LONDON-listed Afritin Mining is to explore buying cassiterite concentrate – a tin oxide mineral – from artisanal miners operating near its Uis tin project in Namibia in an effort to secure early cash flow.

This follows the closure of a memorandum of understanding (MoU) with MRI Trading AG, a minerals and petroleum trading company in terms of which MRI Trading will invest $200,000 aimed at establishing a buying station. The buying station will be able to assess the quality of tin being supplied.

Afritin will then repay MRI Trading’s investment, which somes interest-free, from any profits earned from the cooperation whilst MRI Trading gets exclusive access to the cassiterite. The company said there was no guarantee the combination with MRI Trading would fly as the terms of the deal were still in negotiation.

“First and foremost, we believe that by buying from local artisanal miners, we will increase the economic activity in the region and as a result contribute to the upliftment of the poverty-stricken Damaraland,” said Anthony Viljoen, CEO of Afritin. “Secondly, the sale of tin concentrate from the area into the world market will signify the first steps in the return of Namibia as a global player in the world tin market,” he said.
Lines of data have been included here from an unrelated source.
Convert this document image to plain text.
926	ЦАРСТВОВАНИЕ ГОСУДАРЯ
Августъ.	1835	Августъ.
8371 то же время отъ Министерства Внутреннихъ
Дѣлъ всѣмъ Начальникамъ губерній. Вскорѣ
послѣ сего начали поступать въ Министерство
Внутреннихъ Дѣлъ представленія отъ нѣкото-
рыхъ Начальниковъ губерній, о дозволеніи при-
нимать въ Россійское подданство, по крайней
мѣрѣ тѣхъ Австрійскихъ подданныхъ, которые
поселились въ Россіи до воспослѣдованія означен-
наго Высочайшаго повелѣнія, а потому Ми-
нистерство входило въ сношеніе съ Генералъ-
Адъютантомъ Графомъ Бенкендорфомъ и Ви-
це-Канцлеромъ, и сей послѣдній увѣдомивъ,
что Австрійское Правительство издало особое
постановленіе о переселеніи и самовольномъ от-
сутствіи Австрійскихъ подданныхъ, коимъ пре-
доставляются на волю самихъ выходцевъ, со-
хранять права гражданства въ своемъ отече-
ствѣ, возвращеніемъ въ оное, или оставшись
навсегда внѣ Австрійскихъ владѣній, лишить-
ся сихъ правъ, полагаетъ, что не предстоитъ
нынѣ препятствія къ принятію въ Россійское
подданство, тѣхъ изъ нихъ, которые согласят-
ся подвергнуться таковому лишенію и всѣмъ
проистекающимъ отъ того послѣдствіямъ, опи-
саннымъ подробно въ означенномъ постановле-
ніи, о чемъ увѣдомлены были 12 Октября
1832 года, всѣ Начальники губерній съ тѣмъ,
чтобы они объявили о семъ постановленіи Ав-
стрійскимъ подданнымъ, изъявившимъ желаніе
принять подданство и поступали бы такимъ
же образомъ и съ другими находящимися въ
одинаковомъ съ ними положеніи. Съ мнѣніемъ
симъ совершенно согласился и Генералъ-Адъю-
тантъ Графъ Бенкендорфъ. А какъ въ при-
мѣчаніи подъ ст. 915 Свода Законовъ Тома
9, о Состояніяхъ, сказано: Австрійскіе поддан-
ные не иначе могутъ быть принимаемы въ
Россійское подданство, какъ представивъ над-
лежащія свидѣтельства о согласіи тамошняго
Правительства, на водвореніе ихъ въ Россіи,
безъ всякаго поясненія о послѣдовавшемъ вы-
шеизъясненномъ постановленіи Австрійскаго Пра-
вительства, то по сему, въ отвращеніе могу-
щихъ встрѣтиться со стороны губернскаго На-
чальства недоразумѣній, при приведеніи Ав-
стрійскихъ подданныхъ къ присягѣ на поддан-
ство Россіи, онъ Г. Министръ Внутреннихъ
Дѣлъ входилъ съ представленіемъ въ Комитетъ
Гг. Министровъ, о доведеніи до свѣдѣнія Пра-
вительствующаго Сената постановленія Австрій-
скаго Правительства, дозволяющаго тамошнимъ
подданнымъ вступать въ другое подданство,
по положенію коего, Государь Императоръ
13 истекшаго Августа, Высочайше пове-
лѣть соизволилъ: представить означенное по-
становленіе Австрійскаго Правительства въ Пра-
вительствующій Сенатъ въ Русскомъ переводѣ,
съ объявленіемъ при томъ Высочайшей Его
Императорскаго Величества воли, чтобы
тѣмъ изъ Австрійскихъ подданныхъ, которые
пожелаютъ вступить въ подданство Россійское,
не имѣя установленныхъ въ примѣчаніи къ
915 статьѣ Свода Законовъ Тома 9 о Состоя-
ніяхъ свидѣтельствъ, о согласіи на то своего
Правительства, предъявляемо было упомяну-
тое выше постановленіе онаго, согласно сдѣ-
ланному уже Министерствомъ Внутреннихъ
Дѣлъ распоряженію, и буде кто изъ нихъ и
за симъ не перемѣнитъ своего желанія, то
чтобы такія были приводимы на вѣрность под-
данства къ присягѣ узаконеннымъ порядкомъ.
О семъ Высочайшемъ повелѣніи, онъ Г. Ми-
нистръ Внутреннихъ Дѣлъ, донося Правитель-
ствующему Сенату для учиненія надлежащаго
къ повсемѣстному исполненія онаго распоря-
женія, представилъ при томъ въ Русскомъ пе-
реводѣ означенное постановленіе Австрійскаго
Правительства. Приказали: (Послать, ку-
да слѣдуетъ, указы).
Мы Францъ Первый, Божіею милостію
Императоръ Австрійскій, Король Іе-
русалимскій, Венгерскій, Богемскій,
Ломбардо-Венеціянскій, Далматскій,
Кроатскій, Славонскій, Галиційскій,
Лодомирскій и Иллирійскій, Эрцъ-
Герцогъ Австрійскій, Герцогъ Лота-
Afritin said earlier this month that it would begin construction of its proposed Uis mine in Namibia in May with first production earmarked for the second half of the 2018 calendar year. This followed completion of a detailed mine design and the development of an initial fast-tracked, five-year mining production schedule, the aim of which was to generate cash flow early in the project.

Saleable production of tin-in-concentrate in this initial phase has been estimated to be 800 tonnes annually, although the rate is not guaranteed at this stage, the company said in an announcement today. The target for the following phase remains 5,000 tonnes of tin concentrate a year, it said.

Uis was previously operated by steel manufacturer, Iscor, better known today as Arcelor-Mittal South Africa, which mined the deposit in order to produce certain finished products. Afritin is therefore re-opening the operation focusing on near surface deposits that had not been previously mined by Iscor.